Aun así, me encantaría tener esa ventana que me llevara al pasado… para echar un vistazo rápido, comprobar que los historiadores no dan ni una y regresar a la comodidad de mi casa. Que está más calentita y en la nevera hay cervecita fría. Sin olvidar el sofá, claro.

5. ¿A qué personaje te habría gustado poder estrecharle la mano? ¿Y de cuál te asegurarías de estar bien lejos?

Me temo que abundan más los segundos que los primeros. No me acercaría ni borracho al pirata Olonés (se dedicaba a cortar en pedazos al primero que se le cruzaba por delante y a comerse sus corazones a mordiscos, literalmente, todavía palpitantes) o al Loco Aguirre, por ejemplo.

Sin embargo, me habría encantado acompañar a Charles Darwin en su viaje en el Beagle, y discutir con él y con Fitzroy sobre lo humano y lo divino… (aunque el pobre Fitzroy era un tanto fanático en cuestiones religiosas, qué se le va a hacer).

6. ¿Qué escenario que se pueda visitar hoy en día podría inspirarte una buena novela?

Precisamente me pillas de viaje, visitando los escenarios de mi próxima novela. Pero no te voy a decir dónde estoy, que la cosa todavía está muy verde. De todas formas, escenarios que inspiren los hay a patadas (al menos que me inspiren a mí, pero reconozco que soy facilón y me dejo enredar a la primera. Chicas, tomad nota).

Si tengo que elegir uno, ¿qué tal alguna isla paradisíaca perdida, por ejemplo, en los Mares del Sur? Seguro que si escarbas un poco descubres la historia de algún náufrago, o de algún explorador español que se pasó por allí de visita hace la tira de años y que te sirve de excusa. Siempre y cuando la editorial corra con los gastos, claro, aunque por desgracia esto es cada vez menos frecuente.
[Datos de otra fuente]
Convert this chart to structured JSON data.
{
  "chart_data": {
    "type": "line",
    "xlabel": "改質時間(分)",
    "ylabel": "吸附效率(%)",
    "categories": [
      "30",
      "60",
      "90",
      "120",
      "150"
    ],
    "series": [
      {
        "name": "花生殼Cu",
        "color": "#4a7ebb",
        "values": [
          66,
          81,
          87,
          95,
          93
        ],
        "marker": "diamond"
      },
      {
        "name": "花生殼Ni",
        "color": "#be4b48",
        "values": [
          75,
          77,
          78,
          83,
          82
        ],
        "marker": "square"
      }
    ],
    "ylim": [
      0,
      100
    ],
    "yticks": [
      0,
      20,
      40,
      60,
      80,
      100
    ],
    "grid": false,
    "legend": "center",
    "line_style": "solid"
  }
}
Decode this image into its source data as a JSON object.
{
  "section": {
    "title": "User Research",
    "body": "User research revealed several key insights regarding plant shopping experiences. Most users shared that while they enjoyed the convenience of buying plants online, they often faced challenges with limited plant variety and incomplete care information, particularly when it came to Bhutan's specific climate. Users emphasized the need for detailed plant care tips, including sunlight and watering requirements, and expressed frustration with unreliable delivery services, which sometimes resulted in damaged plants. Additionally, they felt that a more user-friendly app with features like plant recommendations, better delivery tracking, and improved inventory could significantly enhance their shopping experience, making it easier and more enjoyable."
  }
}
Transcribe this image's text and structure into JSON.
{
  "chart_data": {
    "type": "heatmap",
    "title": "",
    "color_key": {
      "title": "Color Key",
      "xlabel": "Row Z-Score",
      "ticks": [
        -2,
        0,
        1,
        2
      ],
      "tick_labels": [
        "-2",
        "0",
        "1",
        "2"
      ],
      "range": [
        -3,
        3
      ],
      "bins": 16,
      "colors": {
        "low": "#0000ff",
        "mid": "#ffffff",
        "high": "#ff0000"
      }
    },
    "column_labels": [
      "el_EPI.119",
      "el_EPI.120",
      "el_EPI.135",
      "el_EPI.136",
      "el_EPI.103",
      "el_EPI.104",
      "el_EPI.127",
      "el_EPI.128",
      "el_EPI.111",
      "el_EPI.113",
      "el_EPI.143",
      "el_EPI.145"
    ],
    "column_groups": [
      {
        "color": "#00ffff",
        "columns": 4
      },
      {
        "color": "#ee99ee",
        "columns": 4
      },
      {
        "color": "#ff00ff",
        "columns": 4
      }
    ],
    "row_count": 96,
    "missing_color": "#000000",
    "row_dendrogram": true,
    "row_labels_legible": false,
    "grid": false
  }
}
Si tengo que pagármelo yo, me dejo tentar por escenarios mucho menos exóticos (¡ah, cuántas grandes novelas se pierde el mundo por la tacañería de las editoriales! Una injusticia).

7. ¿Hay algún hecho histórico que nunca te atreverías a novelar? ¿Por qué motivo?

En general prefiero novelar, por pura salud mental, los hechos históricos que ofrecen algo de esperanza o que reivindican la lucha del ser humano por un mundo mejor. Por eso no creo que me atreva nunca a novelar, por ejemplo, la historia de la Camboya de los Jemeres Rojos y Pol Pot, uno de los genocidas más sanguinarios de la historia. No, lo siento, demasiado horror para sumergirme en él durante los años que me llevaría documentarme y escribirla. Aparte de que pocos lectores tendrían el estómago necesario para aguantar la lectura.

8. ¿Dedicas mucho tiempo a documentarte cuando inicias un nuevo proyecto?

Soy un puñetero maniático de la documentación. Para escribir La cruz de ceniza, por ejemplo, estuve tres años atiborrándome de tochos sobre la reforma protestante, el anabaptismo, la guerra en el siglo XVI, los movimientos milenaristas, las biografías de los reformadores, la ropa y las costumbres de la Edad Moderna, la gastronomía, la geografía y la historia de Francia, Holanda y Alemania… Un día me descubrí buscando información sobre las técnicas de teñido de la ropa en los Países Bajos y decidí que hasta ahí había llegado, que con la ropa de Zara iban que se mataban.

(Sí, es cierto: no conseguí resistirme y seguí investigando en cuanto se me pasó el pronto).

9. ¿Cuál es tu personaje favorito de los que has creado o novelado?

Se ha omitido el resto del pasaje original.